Feb 22, 2013

Top 10 Amazing Syrian Tactics

10) Shoot and kill unarmed protestors who all have cameras and internet on their phones.

9) Shoot and kill unarmed mourners of the proterstors you killed, who all have twitter and facebook on their phones.

8) Shoot at more unarmed mourners and protestors, who are now growing steadily in numbers, as seen on their youtube uploads from their mobile phones.

7) Declare you will immediately strike the emergency law, and then not do it and instead kill more protestors and mourners, who at this point, are one large and growing mass of people across the country.

6) Have a parade celebrating the dictator by forcing people to rally.

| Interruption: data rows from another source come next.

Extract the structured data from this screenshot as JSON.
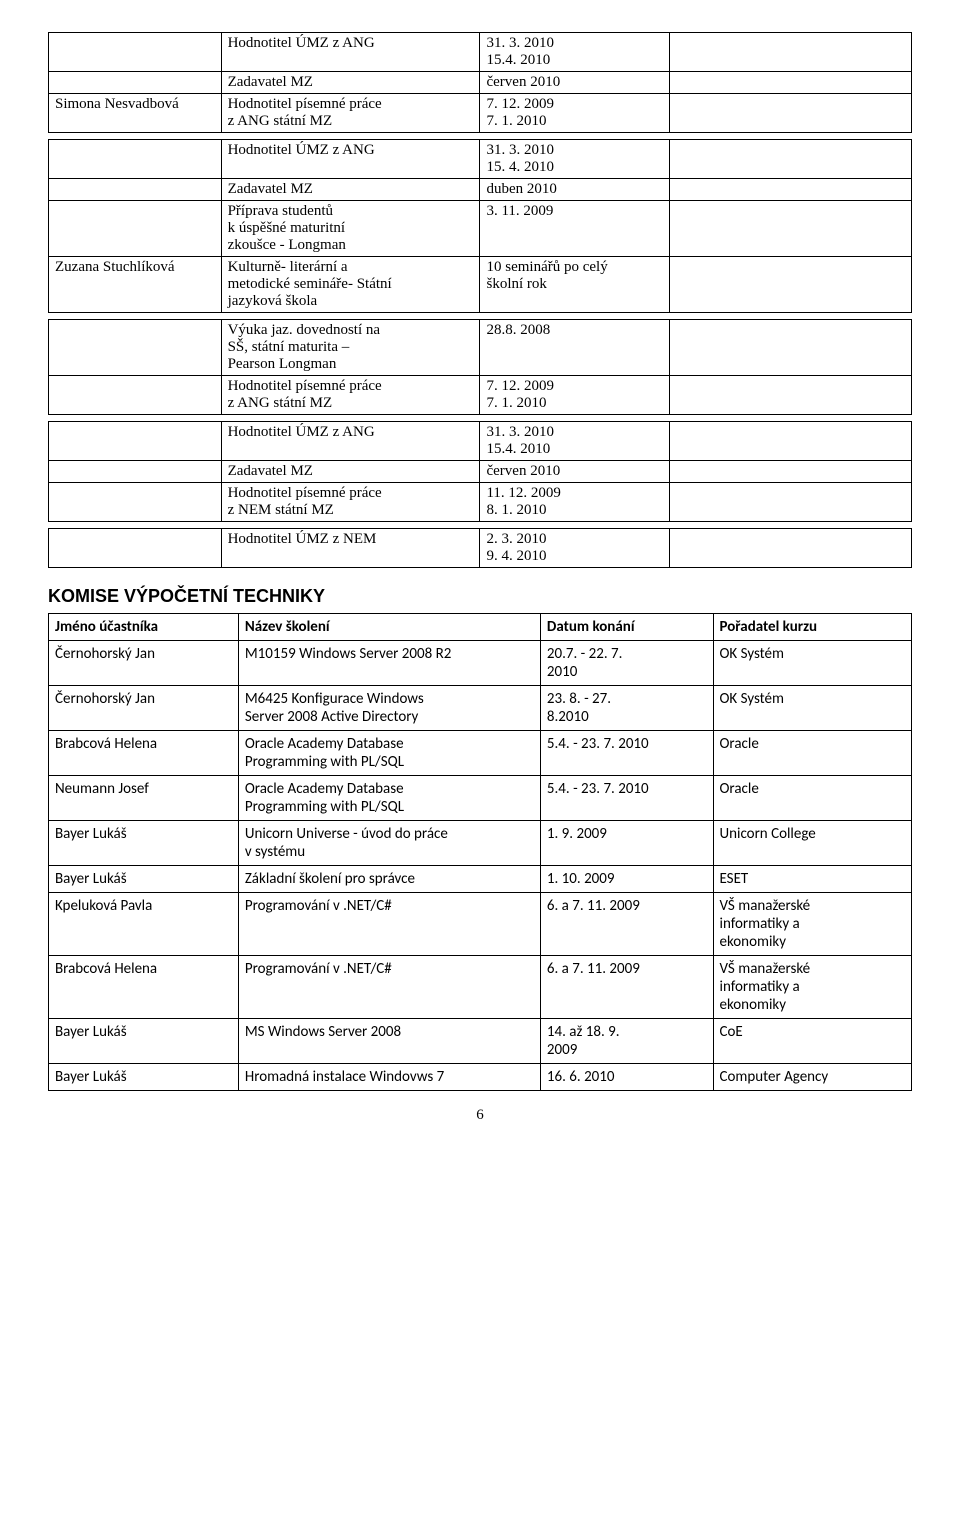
{
  "t1": {
    "rows": [
      [
        "",
        "Hodnotitel ÚMZ z ANG",
        "31. 3. 2010\n15.4. 2010",
        ""
      ],
      [
        "",
        "Zadavatel MZ",
        "červen 2010",
        ""
      ],
      [
        "Simona Nesvadbová",
        "Hodnotitel písemné práce\nz ANG státní MZ",
        "7. 12. 2009\n7.  1. 2010",
        ""
      ]
    ]
  },
  "t2": {
    "rows": [
      [
        "",
        "Hodnotitel ÚMZ z ANG",
        "31. 3. 2010\n15. 4. 2010",
        ""
      ],
      [
        "",
        "Zadavatel MZ",
        "duben 2010",
        ""
      ],
      [
        "",
        "Příprava studentů\nk úspěšné maturitní\nzkoušce - Longman",
        "3. 11. 2009",
        ""
      ],
      [
        "Zuzana Stuchlíková",
        "Kulturně- literární a\nmetodické semináře- Státní\njazyková škola",
        "10 seminářů po celý\nškolní rok",
        ""
      ]
    ]
  },
  "t3": {
    "rows": [
      [
        "",
        "Výuka jaz. dovedností na\nSŠ, státní maturita –\nPearson Longman",
        "28.8. 2008",
        ""
      ],
      [
        "",
        "Hodnotitel písemné práce\nz ANG státní MZ",
        "7. 12. 2009\n7. 1. 2010",
        ""
      ]
    ]
  },
  "t4": {
    "rows": [
      [
        "",
        "Hodnotitel ÚMZ z ANG",
        "31. 3. 2010\n15.4. 2010",
        ""
      ],
      [
        "",
        "Zadavatel MZ",
        "červen 2010",
        ""
      ],
      [
        "",
        "Hodnotitel písemné práce\nz  NEM státní MZ",
        "11. 12. 2009\n8. 1. 2010",
        ""
      ]
    ]
  },
  "t5": {
    "rows": [
      [
        "",
        "Hodnotitel ÚMZ z NEM",
        "2. 3. 2010\n9. 4. 2010",
        ""
      ]
    ]
  },
  "section_title": "KOMISE VÝPOČETNÍ TECHNIKY",
  "tt": {
    "headers": [
      "Jméno účastníka",
      "Název školení",
      "Datum konání",
      "Pořadatel kurzu"
    ],
    "rows": [
      [
        "Černohorský Jan",
        "M10159 Windows Server 2008 R2",
        "20.7. - 22. 7.\n2010",
        "OK Systém"
      ],
      [
        "Černohorský Jan",
        "M6425 Konfigurace Windows\nServer 2008 Active Directory",
        "23. 8. - 27.\n8.2010",
        "OK Systém"
      ],
      [
        "Brabcová Helena",
        "Oracle Academy Database\nProgramming with PL/SQL",
        "5.4. - 23. 7. 2010",
        "Oracle"
      ],
      [
        "Neumann Josef",
        "Oracle Academy Database\nProgramming with PL/SQL",
        "5.4. - 23. 7. 2010",
        "Oracle"
      ],
      [
        "Bayer Lukáš",
        "Unicorn Universe - úvod do práce\nv systému",
        "1. 9. 2009",
        "Unicorn College"
      ],
      [
        "Bayer Lukáš",
        "Základní školení pro správce",
        "1. 10. 2009",
        "ESET"
      ],
      [
        "Kpeluková Pavla",
        "Programování v .NET/C#",
        "6. a 7. 11. 2009",
        "VŠ manažerské\ninformatiky a\nekonomiky"
      ],
      [
        "Brabcová Helena",
        "Programování v .NET/C#",
        "6. a 7. 11. 2009",
        "VŠ manažerské\ninformatiky a\nekonomiky"
      ],
      [
        "Bayer Lukáš",
        "MS Windows Server 2008",
        "14. až 18. 9.\n2009",
        "CoE"
      ],
      [
        "Bayer Lukáš",
        "Hromadná instalace Windovws 7",
        "16. 6. 2010",
        "Computer Agency"
      ]
    ],
    "date_align": [
      "center",
      "center",
      "left",
      "left",
      "center",
      "center",
      "left",
      "left",
      "center",
      "left"
    ]
  },
  "page_number": "6"
}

5) Give a speech promising resistance to your opponents and no reforms.

4) Wait for international condemnation and then have a lower level committee announce the need to investigate reform.

3) Keep killing people who are protesting peacefully. The Syrian Army needs the training.

2) Keep blaming terrorists (who aren't on your sponsorship recipients list), Israel and the West of conspiring against you, while ignoring the public outcry of your fellow citizens.

... and the #1 Amazing Syrian Tactic is:

1) Openly kiss Iran's ass, while supporting Hizbullah, killing your own citizens and pretending to be a friend of the West, and in that way trying to cling to power using political ideology which died long ago.